Here, you will write a simple MapReduce application that, given an input containing a single word per line, will group words that are anagrams of each other and sort the groups based on their size in descending order. Shown below is a sample of how the input will and output should look like.

Input

abroad
early
natured
unrated
layer
aboard
untread
leary
relay

Intermediate Output (can be formatted as you see fit)

abroad aboard
early leary layer relay
natured unrated untread







Final Output (sorted in descending order of size)

early leary layer relay
natured unrated untread
abroad aboard








Your MR application (name it as AnagramSorter) should run on a multi-node cluster.

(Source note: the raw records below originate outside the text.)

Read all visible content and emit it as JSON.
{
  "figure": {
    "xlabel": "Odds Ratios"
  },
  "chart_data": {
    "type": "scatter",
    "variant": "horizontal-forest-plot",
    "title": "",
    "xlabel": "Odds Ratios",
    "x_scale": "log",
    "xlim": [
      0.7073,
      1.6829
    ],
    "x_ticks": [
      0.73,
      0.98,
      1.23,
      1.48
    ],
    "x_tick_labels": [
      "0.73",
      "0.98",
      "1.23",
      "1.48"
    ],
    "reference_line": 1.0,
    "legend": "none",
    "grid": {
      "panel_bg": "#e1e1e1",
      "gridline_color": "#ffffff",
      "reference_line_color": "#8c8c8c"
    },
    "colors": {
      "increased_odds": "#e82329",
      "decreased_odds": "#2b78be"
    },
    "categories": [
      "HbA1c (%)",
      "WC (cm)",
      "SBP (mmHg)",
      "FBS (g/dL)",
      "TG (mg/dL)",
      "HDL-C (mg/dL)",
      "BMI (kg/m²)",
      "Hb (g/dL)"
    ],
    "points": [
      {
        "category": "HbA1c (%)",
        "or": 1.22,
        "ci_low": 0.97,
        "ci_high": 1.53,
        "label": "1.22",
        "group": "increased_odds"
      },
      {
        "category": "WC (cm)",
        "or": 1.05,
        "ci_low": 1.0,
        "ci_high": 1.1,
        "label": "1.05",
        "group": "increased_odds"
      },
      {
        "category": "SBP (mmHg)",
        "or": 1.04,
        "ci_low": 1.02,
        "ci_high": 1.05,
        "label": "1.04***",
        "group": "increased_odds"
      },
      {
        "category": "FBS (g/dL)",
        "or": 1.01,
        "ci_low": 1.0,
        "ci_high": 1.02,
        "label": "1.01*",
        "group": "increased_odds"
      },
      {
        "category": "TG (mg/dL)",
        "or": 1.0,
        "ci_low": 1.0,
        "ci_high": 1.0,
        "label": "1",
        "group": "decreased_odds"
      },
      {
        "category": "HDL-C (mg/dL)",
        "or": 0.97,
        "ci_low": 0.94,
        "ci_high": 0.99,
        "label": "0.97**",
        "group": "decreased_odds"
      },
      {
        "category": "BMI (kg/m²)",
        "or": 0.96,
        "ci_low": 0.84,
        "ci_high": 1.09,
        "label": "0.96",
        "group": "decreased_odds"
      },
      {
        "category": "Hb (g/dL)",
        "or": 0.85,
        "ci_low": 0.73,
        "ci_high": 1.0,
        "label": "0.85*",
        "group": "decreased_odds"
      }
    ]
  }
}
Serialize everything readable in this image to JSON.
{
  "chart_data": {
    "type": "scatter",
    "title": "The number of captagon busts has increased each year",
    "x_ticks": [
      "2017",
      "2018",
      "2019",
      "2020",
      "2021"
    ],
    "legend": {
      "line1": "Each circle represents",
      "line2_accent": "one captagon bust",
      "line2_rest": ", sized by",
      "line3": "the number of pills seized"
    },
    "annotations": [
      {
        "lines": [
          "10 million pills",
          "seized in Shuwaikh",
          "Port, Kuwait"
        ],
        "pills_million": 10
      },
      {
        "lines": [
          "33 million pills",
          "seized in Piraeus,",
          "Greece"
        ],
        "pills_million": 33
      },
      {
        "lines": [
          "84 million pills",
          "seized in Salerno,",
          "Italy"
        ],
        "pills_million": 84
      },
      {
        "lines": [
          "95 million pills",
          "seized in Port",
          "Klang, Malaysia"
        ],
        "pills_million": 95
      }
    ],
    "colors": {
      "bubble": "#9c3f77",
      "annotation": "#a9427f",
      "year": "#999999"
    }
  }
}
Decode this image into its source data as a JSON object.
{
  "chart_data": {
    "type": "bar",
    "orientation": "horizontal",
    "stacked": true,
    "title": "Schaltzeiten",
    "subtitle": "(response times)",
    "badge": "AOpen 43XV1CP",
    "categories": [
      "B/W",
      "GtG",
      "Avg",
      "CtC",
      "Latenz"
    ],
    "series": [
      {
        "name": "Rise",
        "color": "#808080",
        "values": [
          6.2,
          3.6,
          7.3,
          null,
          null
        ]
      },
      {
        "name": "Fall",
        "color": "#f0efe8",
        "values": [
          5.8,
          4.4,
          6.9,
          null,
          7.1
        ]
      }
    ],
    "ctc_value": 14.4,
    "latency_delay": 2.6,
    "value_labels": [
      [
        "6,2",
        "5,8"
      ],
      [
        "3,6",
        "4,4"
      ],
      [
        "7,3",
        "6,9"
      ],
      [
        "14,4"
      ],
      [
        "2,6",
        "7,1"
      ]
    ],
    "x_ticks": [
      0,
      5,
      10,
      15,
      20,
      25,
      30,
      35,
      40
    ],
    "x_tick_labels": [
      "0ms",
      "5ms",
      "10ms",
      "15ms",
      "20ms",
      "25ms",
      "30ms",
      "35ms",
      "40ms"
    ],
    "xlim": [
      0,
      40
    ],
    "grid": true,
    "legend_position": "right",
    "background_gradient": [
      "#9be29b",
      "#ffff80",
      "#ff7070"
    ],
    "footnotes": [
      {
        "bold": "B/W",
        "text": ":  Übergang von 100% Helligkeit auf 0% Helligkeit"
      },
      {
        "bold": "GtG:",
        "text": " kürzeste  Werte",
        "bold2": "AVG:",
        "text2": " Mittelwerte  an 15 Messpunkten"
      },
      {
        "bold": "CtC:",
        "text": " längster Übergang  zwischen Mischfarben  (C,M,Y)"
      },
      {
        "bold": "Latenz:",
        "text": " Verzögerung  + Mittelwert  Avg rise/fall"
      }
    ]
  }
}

First, you will load the input file (input.txt) into HDFS and run your application as:

hadoop jar ac.jar AnagramSorter /input /output

where input and output are the input and ouput directories in HDFS. You will submit your entire source code (all java classes you created) in a file called partb.tar.gz file along with a brief documentation (partb-README.txt) for the classes you implement. Please use the exact names as specified; we will automate tests to verify correctness.

Part B: Hints/Notes

Deliverables

You should provide a brief write-up (10pt, single column, filename: parta.pdf) with your answers to the Part A questions listed above. If you are attempting Part B, also include files partb-README.txt and partb.tar.gz. Tar all the files and put it in an archive named group-x.tar.gz, and place it hand-in directory at ~cs838-1/F16/assignment1.